From snow to Dutchman’s breeches in four days

This week was exhilarating: snow on Monday, and then temperatures warming through the week. Everything seems poised to flower within the next week or so.

Sunday one week ago we had five inches of snow. I’m not a weather watcher, and it caught me by surprise, right in the middle of April. By Monday morning the snow had started to melt, but it was still several inches thick in the East Woods. The mayapples stood in bunches, like passengers waiting for the bus in a blizzard, coats wrapped tightly under their chins, stiff, silent. The white fawn lilies were half-buried, but their leaf tips were spiky atop the surface of the snow. False mermaid clustered under fallen logs and at the bases of the trees, where the snow had melted down a bit or not accumulated in the first place. Only the spring beauty gave the impression of having been beaten down by the snow; perhaps not set back, but disappointed, slowed a bit. Spring beauty is lovely, but it is not strong.
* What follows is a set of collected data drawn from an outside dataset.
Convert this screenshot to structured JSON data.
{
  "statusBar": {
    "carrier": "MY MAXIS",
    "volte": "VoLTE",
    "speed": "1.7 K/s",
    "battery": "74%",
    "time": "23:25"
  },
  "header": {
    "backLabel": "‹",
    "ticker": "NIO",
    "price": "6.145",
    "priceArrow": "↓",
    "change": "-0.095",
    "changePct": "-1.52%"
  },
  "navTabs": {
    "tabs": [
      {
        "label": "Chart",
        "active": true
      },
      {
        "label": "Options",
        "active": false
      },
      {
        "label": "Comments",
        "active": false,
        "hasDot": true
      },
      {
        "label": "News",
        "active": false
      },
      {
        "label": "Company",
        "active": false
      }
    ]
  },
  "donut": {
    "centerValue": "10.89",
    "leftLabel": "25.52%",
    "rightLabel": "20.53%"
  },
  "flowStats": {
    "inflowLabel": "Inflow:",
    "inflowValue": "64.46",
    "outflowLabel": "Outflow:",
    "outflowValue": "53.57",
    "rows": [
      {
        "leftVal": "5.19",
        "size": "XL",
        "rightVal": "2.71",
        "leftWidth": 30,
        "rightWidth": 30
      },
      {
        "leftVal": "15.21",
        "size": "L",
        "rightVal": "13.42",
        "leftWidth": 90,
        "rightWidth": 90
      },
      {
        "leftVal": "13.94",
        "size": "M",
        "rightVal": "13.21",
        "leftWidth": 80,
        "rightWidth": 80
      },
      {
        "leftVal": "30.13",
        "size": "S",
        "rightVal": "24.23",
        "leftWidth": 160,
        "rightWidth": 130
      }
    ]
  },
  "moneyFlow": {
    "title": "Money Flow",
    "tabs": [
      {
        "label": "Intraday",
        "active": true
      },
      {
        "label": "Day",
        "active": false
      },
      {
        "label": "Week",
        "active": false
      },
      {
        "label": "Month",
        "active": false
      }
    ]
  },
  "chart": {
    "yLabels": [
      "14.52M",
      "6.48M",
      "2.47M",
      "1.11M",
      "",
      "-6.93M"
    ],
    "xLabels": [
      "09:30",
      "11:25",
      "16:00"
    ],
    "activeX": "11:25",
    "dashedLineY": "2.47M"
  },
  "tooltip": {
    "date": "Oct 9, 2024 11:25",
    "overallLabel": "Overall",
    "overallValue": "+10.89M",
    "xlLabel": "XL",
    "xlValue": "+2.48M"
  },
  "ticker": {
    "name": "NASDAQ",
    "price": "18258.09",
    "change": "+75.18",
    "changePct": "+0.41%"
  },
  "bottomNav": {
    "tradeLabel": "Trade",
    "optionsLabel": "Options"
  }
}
Monday afternoon, much of the snow had melted. Rachel saw mourning cloak butterflies in the garden. By Tuesday morning, the snow had almost all melted away. At sunrise the field sparrows and robins and song sparrows were all going strong, and by an hour later I was hearing towhees. On the north-facing slope overlooking the frog pond, patches of snow about the size of a boot print were nestled at base of every third tree, downslope, protected from the sun. There were no frogs calling, but a ruby crowned kinglet insistently sang and sang from down near the pond, where a pair of wood ducks were coming in for a landing. Botanizing, eyes on the ground, I stumbled upon a Cooper’s hawk that had caught a flicker. As raptors will do, the bird sized me up before flying off with its quarry, low through the trees, leaving a cloud of feathers in the middle of the chipped trail. When Rachel and I met for lunch that day, we saw bumblebees and painted ladies.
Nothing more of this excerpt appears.